De acordo com as diretrizes da Associação Americana de Diabetes de 2018, sulfonilureias são usadas em combinação como tratamento de segunda linha com metformina e manejo de estilo de vida quando os pacientes não correm risco de doença cardiovascular aterosclerótica (ASCVD). A metformina continua sendo de primeira linha em pacientes com DM2 devido ao baixo risco de eventos cardiovasculares e à diminuição do risco de hipoglicemia. As sulfonilureias tendem a ser uma das medicações antidiabéticas orais mais comumente prescritas após falha no tratamento com metformina, apesar dos sérios efeitos colaterais encontrados com as sulfonilureias.

Não há muitos estudos avaliando medicamentos de segunda linha como terapia mono ou aditiva em relação a eventos cardiovasculares e hipoglicêmicos. A maioria dos estudos observacionais que ocorreram apenas comparam medicações de segunda linha para diabetes (inibidores da dipeptidil peptidase-4 e insulina), além da metformina. Esses estudos também mostraram ter limitações devido à confusão residual e viés ao selecionar medicamentos.

O Dr. Samy Suissa e colegas conduziram recentemente um estudo com amostra de base populacional no Reino Unido para avaliar se a adição de uma sulfonilureia ou a mudança de metformina para uma sulfonilureia como monoterapia teria um impacto na saúde cardiovascular e hipoglicemia. Eles revisaram os registros de saúde de mais de 77.000 pacientes com DM2 que iniciaram a terapia com metformina entre 1993 e 2013. Destes 77.000 pacientes, cerca de 24.500 mudaram para ou adicionaram sulfonilureias.

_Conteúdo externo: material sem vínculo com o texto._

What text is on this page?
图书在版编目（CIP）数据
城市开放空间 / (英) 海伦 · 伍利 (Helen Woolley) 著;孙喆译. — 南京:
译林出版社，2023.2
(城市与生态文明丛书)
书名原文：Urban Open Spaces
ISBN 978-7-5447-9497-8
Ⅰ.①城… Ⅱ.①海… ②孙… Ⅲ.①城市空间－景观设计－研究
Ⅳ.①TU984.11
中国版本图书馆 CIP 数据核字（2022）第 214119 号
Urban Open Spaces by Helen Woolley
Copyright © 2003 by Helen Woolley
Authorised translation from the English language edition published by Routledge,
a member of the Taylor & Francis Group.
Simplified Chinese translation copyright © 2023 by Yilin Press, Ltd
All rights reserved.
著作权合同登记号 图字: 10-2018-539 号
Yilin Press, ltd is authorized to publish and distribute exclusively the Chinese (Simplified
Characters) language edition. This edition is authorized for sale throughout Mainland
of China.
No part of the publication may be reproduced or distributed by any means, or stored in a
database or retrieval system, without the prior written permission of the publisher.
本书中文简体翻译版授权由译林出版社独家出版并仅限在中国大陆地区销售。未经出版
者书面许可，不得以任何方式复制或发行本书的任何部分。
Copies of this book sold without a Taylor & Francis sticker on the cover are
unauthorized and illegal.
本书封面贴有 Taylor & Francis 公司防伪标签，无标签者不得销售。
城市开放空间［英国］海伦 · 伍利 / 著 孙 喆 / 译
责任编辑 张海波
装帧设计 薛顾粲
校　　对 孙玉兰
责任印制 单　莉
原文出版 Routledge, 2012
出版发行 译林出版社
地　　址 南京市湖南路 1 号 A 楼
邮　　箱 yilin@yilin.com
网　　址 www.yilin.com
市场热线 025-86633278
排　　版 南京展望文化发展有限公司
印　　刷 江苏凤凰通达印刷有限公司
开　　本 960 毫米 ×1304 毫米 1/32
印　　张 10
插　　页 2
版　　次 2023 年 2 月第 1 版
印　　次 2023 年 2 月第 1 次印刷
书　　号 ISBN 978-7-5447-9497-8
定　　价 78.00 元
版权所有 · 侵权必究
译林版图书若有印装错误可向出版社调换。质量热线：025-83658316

Quando comparados àqueles que mantiveram a metformina como monoterapia, os pacientes que receberam sulfonilureias foram associados a um risco maior de infarto do miocárdio (HR 1,26; IC95%) ou acidente vascular cerebral isquêmico (HR 1,24; IC95%) e aumentaram a probabilidade de morrer por qualquer causa (HR 1,28, IC 95%). Os pacientes foram mais propensos a ter um evento hipoglicêmico também (HR 7,60, IC 95%).

Pacientes com diabetes estão em maior risco de ter um evento cardiovascular, independentemente de estarem ou não recebendo sulfonilureias. No entanto, este estudo foi capaz de mostrar uma taxa estatisticamente maior de risco com sulfonilureias vs metformina como monoterapia devido ao seu grande tamanho populacional (77.000 pacientes). O estudo menciona que uma das principais razões para eventos cardiovasculares pode ser devido ao ganho de peso causado pela sulfonilureia.

Segundo a Associação Americana de Endocrinologistas Clínicos (AACE), as sulfonilureias devem ser usadas como última linha, pois há alternativas muito melhores por aí, como os inibidores de SGLT-2 e os agonistas de GLP-1 (Trulicity, Victoza, Jardiance).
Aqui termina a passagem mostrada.